Con un “vuelo sin motor” de Jorge al topar la rueda delantera con una piedra (sin consecuencias por suerte, únicamente las risas de los demás) y tras recorrer un tramo perdidos por el monte, al final logramos salir al camino del arroyo Cantarranas, por el que ya sin pérdida pusimos rumbo hacia Almorox.
Tras subir “La cuesta del tío Calambres”, llamada así en honor de nuestro compañero Javichy, hicimos una paradita en la puerta del cementerio de Almorox para esperar a Perejil, al que a éstas alturas de ruta ya la más mínima rampita se le hacía un monte.

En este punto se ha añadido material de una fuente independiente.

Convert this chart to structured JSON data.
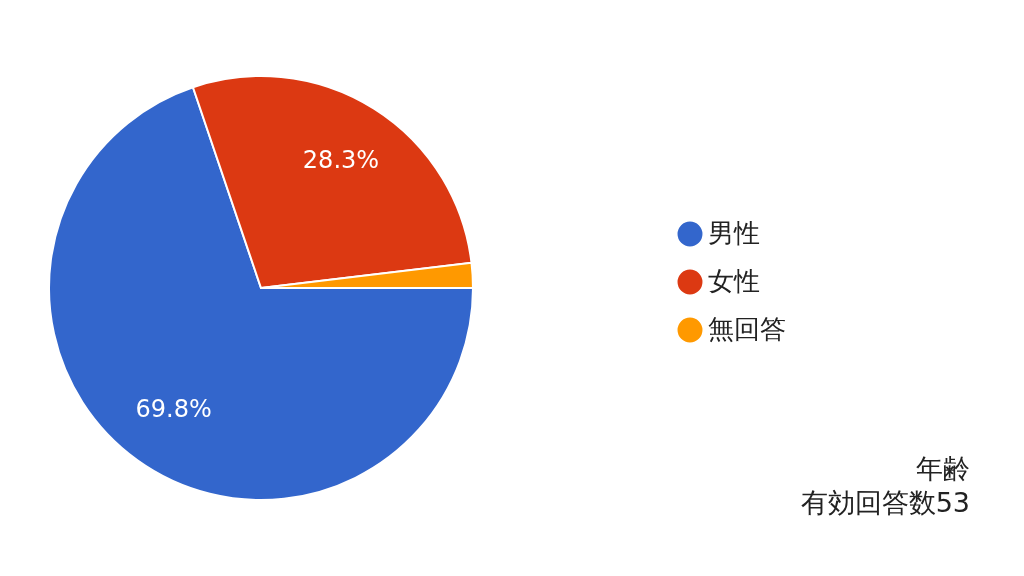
{
  "chart_data": {
    "type": "pie",
    "categories": [
      "男性",
      "女性",
      "無回答"
    ],
    "values": [
      69.8,
      28.3,
      1.9
    ],
    "colors": [
      "#3366cc",
      "#dc3912",
      "#ff9900"
    ],
    "value_labels": [
      "69.8%",
      "28.3%",
      null
    ],
    "legend": "right",
    "annotations": [
      "年齢",
      "有効回答数53"
    ]
  }
}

Cuando estuvimos todos, atravesamos el pueblo para dirigirnos hacia el antiguo trazado del ferrocarril Madrid-Almorox, que tomamos durante un tiempo hasta desviarnos después por el camino de Valdeolivas y llegando hasta la parte de arriba de la urbanización de Las Hoyas, que bordeamos por un sendero entre las encinas hasta llegar a la M-540 (carretera del Alamín), tomando posteriormente el kilómetro obligatorio de la misma para poder enlazar de nuevo con el antiguo trazado del ferrocarril Madrid-Almorox junto a la finca "La Blanca" y regresar por él a Villa del Prado,
En una jornada en la que hubiéramos tenido un tiempo espectacular si no hubiera sido por el viento que nos ha acompañado durante la misma, hemos realizado una bonita ruta de unos 47 kilómetros en la que hemos visitado Piedraescrita (los que no la conocían han quedado encantados) y en la que hemos disfrutado de bonitos senderos y con la única “pega” de que en esta ocasión las “labores de reconocimiento” no han terminado de manera positiva…..¡¡Otra vez será!!.